Form Field Structure
Users spent most of their time in cumbersome Windows 95 style legacy databases that often had unique and confusing restrictions or functionality that were added ad-hoc over time. The experience was ugly, but more importantly inconsistent and offered poor feedback.
Our team focused on building forms, tables, and smart searches from the ground up to cover the varied functionality across systems in a consistent user experience that was ADA compliant.
AI Predicted Data
A core deliverable across applications were several AI-driven data models that would aid users decision making and allow employees to spend less time on routine cases and more time on challenging cases.
Working with users and data scientists over several sprints, we refined the best UX approach to displaying AI selections that still empowered users to override the data model using their expertise.
Unified Item Search
Despite various systems depending on reliable equipment data to track every item at the power plant, they had no way of reliably searching or ID’ing the correct item.
Aside from unifiying various databases to centralize the data, Equipment Search (and later search for parts, inventory, and more) required a smarter and unified modal system that could live across applications and devices.
Just as important as building the foundation for the applications was documenting the styles, components, and usage of the core elements. Our team constantly updated our style guides and explainers in Invision and Zeplin after every sprint, and often released new documentation with feature launch meetings that allowed executives and implementers across departments to give input and gain insights.
Our team spent multiple sprints focused on wireframes for hundreds of screens, which changed and improved on weeks of user testing and SME input. Eventually these wireframes boiled down to four core app journeys primed for high fidelity design.
By the end the Work ID phase (26 two-week sprints), we had created more than 20 user journeys, over 100 unique screens across four device breakpoints (Desktop, Legacy Desktop, Tablet, Mobile).
Screening Work Queue
Our team worked closely with users to reimagine a daily meeting (featuring a 100+ page printed document of hand entered tasks) into a digital work queue. Multiple personas ended up benefitting from this queue view, and as we tested the app with more users additional use cases found their way into the app.
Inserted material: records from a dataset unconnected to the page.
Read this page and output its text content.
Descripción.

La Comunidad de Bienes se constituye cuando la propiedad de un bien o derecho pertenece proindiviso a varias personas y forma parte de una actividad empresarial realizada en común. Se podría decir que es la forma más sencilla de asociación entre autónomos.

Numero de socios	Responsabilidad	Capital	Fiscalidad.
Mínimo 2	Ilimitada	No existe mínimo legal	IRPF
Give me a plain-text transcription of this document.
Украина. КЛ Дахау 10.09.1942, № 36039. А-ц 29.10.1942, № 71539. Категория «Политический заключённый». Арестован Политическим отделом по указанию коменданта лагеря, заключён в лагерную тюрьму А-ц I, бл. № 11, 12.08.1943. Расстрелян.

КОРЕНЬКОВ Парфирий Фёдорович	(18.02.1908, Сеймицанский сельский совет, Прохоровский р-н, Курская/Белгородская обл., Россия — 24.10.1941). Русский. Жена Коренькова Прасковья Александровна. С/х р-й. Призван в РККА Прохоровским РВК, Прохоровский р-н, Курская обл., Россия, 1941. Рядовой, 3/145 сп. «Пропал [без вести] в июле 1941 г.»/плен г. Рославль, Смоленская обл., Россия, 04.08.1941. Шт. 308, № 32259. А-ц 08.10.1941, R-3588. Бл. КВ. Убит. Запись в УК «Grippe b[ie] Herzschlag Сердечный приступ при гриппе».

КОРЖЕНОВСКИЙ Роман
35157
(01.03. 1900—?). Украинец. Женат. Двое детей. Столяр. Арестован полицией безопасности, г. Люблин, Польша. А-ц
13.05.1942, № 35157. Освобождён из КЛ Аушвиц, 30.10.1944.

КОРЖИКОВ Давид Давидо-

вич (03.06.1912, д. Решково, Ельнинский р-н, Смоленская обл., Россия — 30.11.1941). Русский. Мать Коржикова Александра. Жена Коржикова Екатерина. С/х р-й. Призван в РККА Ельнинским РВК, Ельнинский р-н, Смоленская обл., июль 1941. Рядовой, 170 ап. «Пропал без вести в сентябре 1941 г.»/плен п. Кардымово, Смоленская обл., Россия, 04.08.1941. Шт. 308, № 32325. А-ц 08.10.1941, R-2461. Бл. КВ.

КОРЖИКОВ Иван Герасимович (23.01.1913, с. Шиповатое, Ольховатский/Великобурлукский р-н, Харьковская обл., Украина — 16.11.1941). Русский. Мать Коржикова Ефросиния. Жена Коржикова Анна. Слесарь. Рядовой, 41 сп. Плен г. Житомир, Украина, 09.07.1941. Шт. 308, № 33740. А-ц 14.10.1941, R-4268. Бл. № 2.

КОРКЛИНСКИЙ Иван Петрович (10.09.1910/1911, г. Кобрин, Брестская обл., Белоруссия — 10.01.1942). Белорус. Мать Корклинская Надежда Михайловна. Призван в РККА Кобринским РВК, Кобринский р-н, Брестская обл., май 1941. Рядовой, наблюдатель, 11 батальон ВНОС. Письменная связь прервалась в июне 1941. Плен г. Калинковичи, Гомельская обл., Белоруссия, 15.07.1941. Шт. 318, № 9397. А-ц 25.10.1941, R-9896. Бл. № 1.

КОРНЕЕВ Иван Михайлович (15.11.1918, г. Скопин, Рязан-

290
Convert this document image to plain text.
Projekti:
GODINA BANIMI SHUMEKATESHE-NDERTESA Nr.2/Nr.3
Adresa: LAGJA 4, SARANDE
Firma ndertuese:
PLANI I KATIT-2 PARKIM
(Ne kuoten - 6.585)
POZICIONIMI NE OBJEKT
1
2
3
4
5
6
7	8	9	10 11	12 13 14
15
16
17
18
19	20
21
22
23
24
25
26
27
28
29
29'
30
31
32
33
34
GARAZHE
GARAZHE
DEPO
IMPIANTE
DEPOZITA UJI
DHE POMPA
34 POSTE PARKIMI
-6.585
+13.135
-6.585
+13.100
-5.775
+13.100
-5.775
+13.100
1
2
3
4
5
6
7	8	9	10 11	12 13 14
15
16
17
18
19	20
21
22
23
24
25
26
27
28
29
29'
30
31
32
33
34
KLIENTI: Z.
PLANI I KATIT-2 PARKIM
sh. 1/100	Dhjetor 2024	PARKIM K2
On the backend, AI models analyzing the large historical record of tasks allowed us to suggest changes and adjustments to tickets.
AI Feedback
It was vital for screeners — some of the most highly trained and senior employees on a power plant floor — to be able to not only receive AI suggestions but also overwrite them.
Throughout the engagement, our team refined how AI suggestions we're displayed and how easy they were for users to change. When the expert users made changes to the AI suggestions, the app captured feedback from users in real time to feed back into the model for improvement.
Reducing Redundant Work
In the fog of user interviews, our team found a consistent time waster was duplicate work. When an item at the power plant has an issue, there were often multiple individual tickets generated from different employees or departments. In the old manual process, sorting through these duplicates was messy and time consuming.
In the Task Screening Queue, our team created a way to bundle duplicate tasks and take the best information from each ticket. In addition to AI-driven bundling, users could create their own — with that data fed right back into the AI models to improve it's ability to identify duplicates.
In the scheduling phase our team produced two core tabs for separate persona’s, with multiple user journeys for each, across over 30 unique screens.